FAO forecasts world rice utilization in 2016/17 to amount to 500.3 million tonnes (milled basis), up 1.0 percent year-on-year. The predicted expansion would be imputable to 1.3 percent advance in food intake to 401.8 million tonnes. Quantities destined to animal feed are also predicted to expand to 18.3 million tonnes, while other uses absorb another 80.2 million tonnes. Based on preliminary prospects for 2017 crops, FAO forecasts world rice utilization in 2017/18 to expand by an additional 6.2 million tonnes to 506.5 million tonnes. Consumption of rice as food is again expected to sustain most of this growth, enabling global per capita food use to remain stable at 54.1 kilos.

Following a 1.0 million tonne upward adjustment since December, global rice inventories at the close of 2016/17 marketing years are seen holding steady at 171.3 million tonnes. The forecast suggests that global rice production in 2016 is likely to keep pace with consumption, permitting the world stocks-to-use ratio to remain at a comfortable 33.8 percent this season. From a trade perspective, the five major rice exporters remain forecast to draw their inventories down, led by cuts in Pakistan and Thailand. However, these reductions would be balanced by accumulations elsewhere, especially amongst rice importing countries, such as China (Mainland), Colombia, Mali, Nepal and the United Republic of Tanzania. On the other hand, based on early prospects for the 2017 season, FAO tentatively puts global rice reserves at the close of 2017/18 marketing years at 170.7 million tonnes, down 600 000 tonnes from 2016/17. To a large extent, the relative stability would reflect prospects of additional accumulations taking place in China (Mainland). However, much will depend on the Chinese Government’s stance towards its stock releases. At the same time, additional cuts could concern Thailand next season, should the Thai Government be successful in disposing of its stockpiles in the remainder of 2017. Combined with reductions in the United States, smaller Thai carryovers could result in a fourth successive season of drawdowns in the major rice exporters.
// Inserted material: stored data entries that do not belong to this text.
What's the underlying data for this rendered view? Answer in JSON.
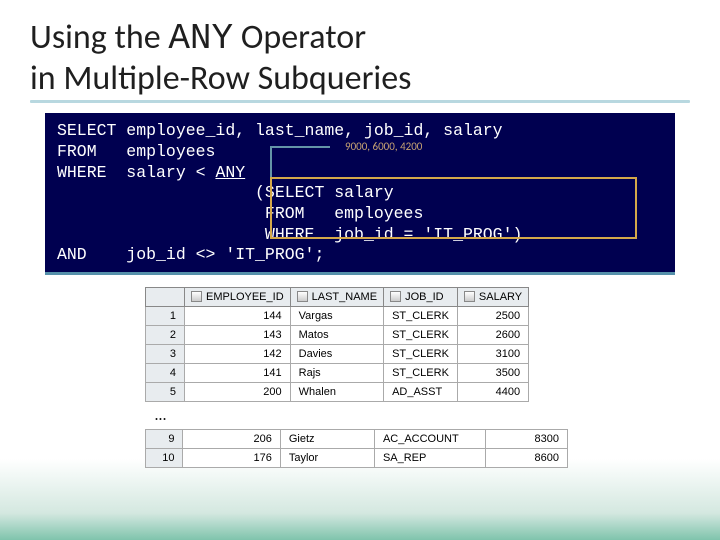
{
  "title_a": "Using the ",
  "title_mono": "ANY",
  "title_b": " Operator",
  "title_c": "in Multiple-Row Subqueries",
  "sql": {
    "l1": "SELECT employee_id, last_name, job_id, salary",
    "l2a": "FROM   employees",
    "l3a": "WHERE  salary < ",
    "l3b": "ANY",
    "l4": "                    (SELECT salary",
    "l5": "                     FROM   employees",
    "l6": "                     WHERE  job_id = 'IT_PROG')",
    "l7": "AND    job_id <> 'IT_PROG';"
  },
  "annotation": "9000, 6000, 4200",
  "table": {
    "cols": [
      "",
      "EMPLOYEE_ID",
      "LAST_NAME",
      "JOB_ID",
      "SALARY"
    ],
    "rows1": [
      {
        "n": "1",
        "emp": "144",
        "ln": "Vargas",
        "job": "ST_CLERK",
        "sal": "2500"
      },
      {
        "n": "2",
        "emp": "143",
        "ln": "Matos",
        "job": "ST_CLERK",
        "sal": "2600"
      },
      {
        "n": "3",
        "emp": "142",
        "ln": "Davies",
        "job": "ST_CLERK",
        "sal": "3100"
      },
      {
        "n": "4",
        "emp": "141",
        "ln": "Rajs",
        "job": "ST_CLERK",
        "sal": "3500"
      },
      {
        "n": "5",
        "emp": "200",
        "ln": "Whalen",
        "job": "AD_ASST",
        "sal": "4400"
      }
    ],
    "rows2": [
      {
        "n": "9",
        "emp": "206",
        "ln": "Gietz",
        "job": "AC_ACCOUNT",
        "sal": "8300"
      },
      {
        "n": "10",
        "emp": "176",
        "ln": "Taylor",
        "job": "SA_REP",
        "sal": "8600"
      }
    ]
  },
  "dots": "…"
}
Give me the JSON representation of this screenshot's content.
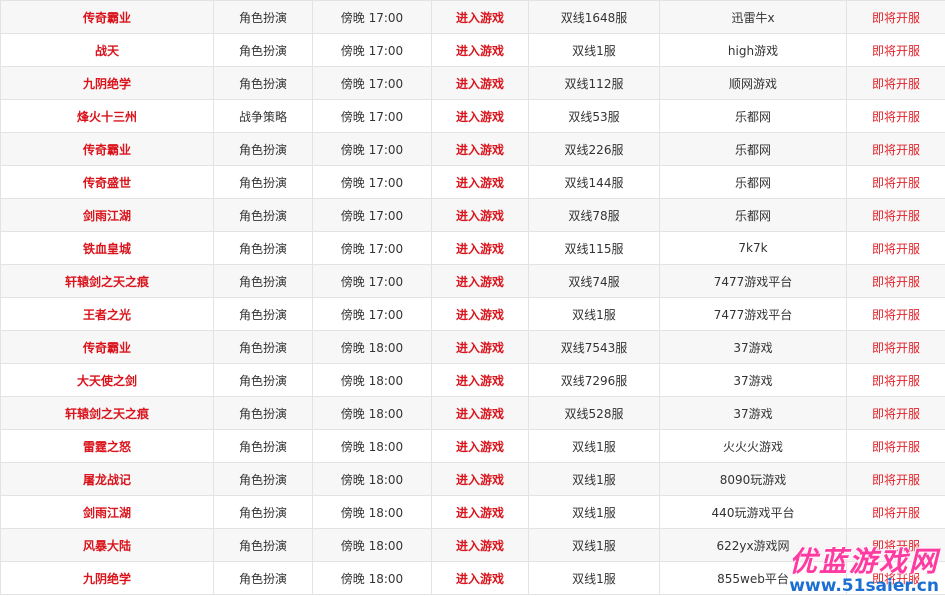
{
  "rows": [
    {
      "name": "传奇霸业",
      "type": "角色扮演",
      "time": "傍晚 17:00",
      "enter": "进入游戏",
      "server": "双线1648服",
      "platform": "迅雷牛x",
      "status": "即将开服"
    },
    {
      "name": "战天",
      "type": "角色扮演",
      "time": "傍晚 17:00",
      "enter": "进入游戏",
      "server": "双线1服",
      "platform": "high游戏",
      "status": "即将开服"
    },
    {
      "name": "九阴绝学",
      "type": "角色扮演",
      "time": "傍晚 17:00",
      "enter": "进入游戏",
      "server": "双线112服",
      "platform": "顺网游戏",
      "status": "即将开服"
    },
    {
      "name": "烽火十三州",
      "type": "战争策略",
      "time": "傍晚 17:00",
      "enter": "进入游戏",
      "server": "双线53服",
      "platform": "乐都网",
      "status": "即将开服"
    },
    {
      "name": "传奇霸业",
      "type": "角色扮演",
      "time": "傍晚 17:00",
      "enter": "进入游戏",
      "server": "双线226服",
      "platform": "乐都网",
      "status": "即将开服"
    },
    {
      "name": "传奇盛世",
      "type": "角色扮演",
      "time": "傍晚 17:00",
      "enter": "进入游戏",
      "server": "双线144服",
      "platform": "乐都网",
      "status": "即将开服"
    },
    {
      "name": "剑雨江湖",
      "type": "角色扮演",
      "time": "傍晚 17:00",
      "enter": "进入游戏",
      "server": "双线78服",
      "platform": "乐都网",
      "status": "即将开服"
    },
    {
      "name": "铁血皇城",
      "type": "角色扮演",
      "time": "傍晚 17:00",
      "enter": "进入游戏",
      "server": "双线115服",
      "platform": "7k7k",
      "status": "即将开服"
    },
    {
      "name": "轩辕剑之天之痕",
      "type": "角色扮演",
      "time": "傍晚 17:00",
      "enter": "进入游戏",
      "server": "双线74服",
      "platform": "7477游戏平台",
      "status": "即将开服"
    },
    {
      "name": "王者之光",
      "type": "角色扮演",
      "time": "傍晚 17:00",
      "enter": "进入游戏",
      "server": "双线1服",
      "platform": "7477游戏平台",
      "status": "即将开服"
    },
    {
      "name": "传奇霸业",
      "type": "角色扮演",
      "time": "傍晚 18:00",
      "enter": "进入游戏",
      "server": "双线7543服",
      "platform": "37游戏",
      "status": "即将开服"
    },
    {
      "name": "大天使之剑",
      "type": "角色扮演",
      "time": "傍晚 18:00",
      "enter": "进入游戏",
      "server": "双线7296服",
      "platform": "37游戏",
      "status": "即将开服"
    },
    {
      "name": "轩辕剑之天之痕",
      "type": "角色扮演",
      "time": "傍晚 18:00",
      "enter": "进入游戏",
      "server": "双线528服",
      "platform": "37游戏",
      "status": "即将开服"
    },
    {
      "name": "雷霆之怒",
      "type": "角色扮演",
      "time": "傍晚 18:00",
      "enter": "进入游戏",
      "server": "双线1服",
      "platform": "火火火游戏",
      "status": "即将开服"
    },
    {
      "name": "屠龙战记",
      "type": "角色扮演",
      "time": "傍晚 18:00",
      "enter": "进入游戏",
      "server": "双线1服",
      "platform": "8090玩游戏",
      "status": "即将开服"
    },
    {
      "name": "剑雨江湖",
      "type": "角色扮演",
      "time": "傍晚 18:00",
      "enter": "进入游戏",
      "server": "双线1服",
      "platform": "440玩游戏平台",
      "status": "即将开服"
    },
    {
      "name": "风暴大陆",
      "type": "角色扮演",
      "time": "傍晚 18:00",
      "enter": "进入游戏",
      "server": "双线1服",
      "platform": "622yx游戏网",
      "status": "即将开服"
    },
    {
      "name": "九阴绝学",
      "type": "角色扮演",
      "time": "傍晚 18:00",
      "enter": "进入游戏",
      "server": "双线1服",
      "platform": "855web平台",
      "status": "即将开服"
    }
  ],
  "watermark": {
    "logo_text": "优蓝游戏网",
    "url_text": "www.51saier.cn"
  },
  "colors": {
    "game_name": "#d9141c",
    "enter_link": "#d9141c",
    "status": "#e0222a",
    "row_alt": "#f7f7f7",
    "border": "#e3e3e3"
  },
  "icons": {
    "left_marker": "selection-marker"
  }
}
After touching multi-year lows in the last months of 2016, international rice prices staged a partial recovery in the first months 2017. This was reflected by the FAO All Rice Price Index (2002-2004=100), which averaged 198 points in mid-April, up 6 percent from December 2016 levels. The tendency for prices to strengthen was most evident in the fragrant segment, where diminished basmati availabilities due to successive years of output cuts were met with a resurgence of demand. Albeit more modestly, Indica prices have also regained ground, finding support in stockpiling efforts and appreciating currencies. Instead, Japonica quotations continued to be weighed by lacklustre trade. Rice export prices could come under downward pressure in the coming months, as harvests of offseason crops in the northern hemisphere and of main crops along and south of the Equator progress. This could be especially so, if these crops prove abundant as current indications have it. In this context, import decisions are likely to continue playing a decisive role. In the major exporters, such as India and Thailand, decisions regarding supplies held by Governments and their rate of absorption or release will also be important, as will currency movements. In recent months, appreciating currencies in some leading suppliers have tended to dampen the impact of abundant crops and subdued demand on dollar denominated offerings. This is while the purchasing power of important buyers continues to be diminished by weaker local currencies.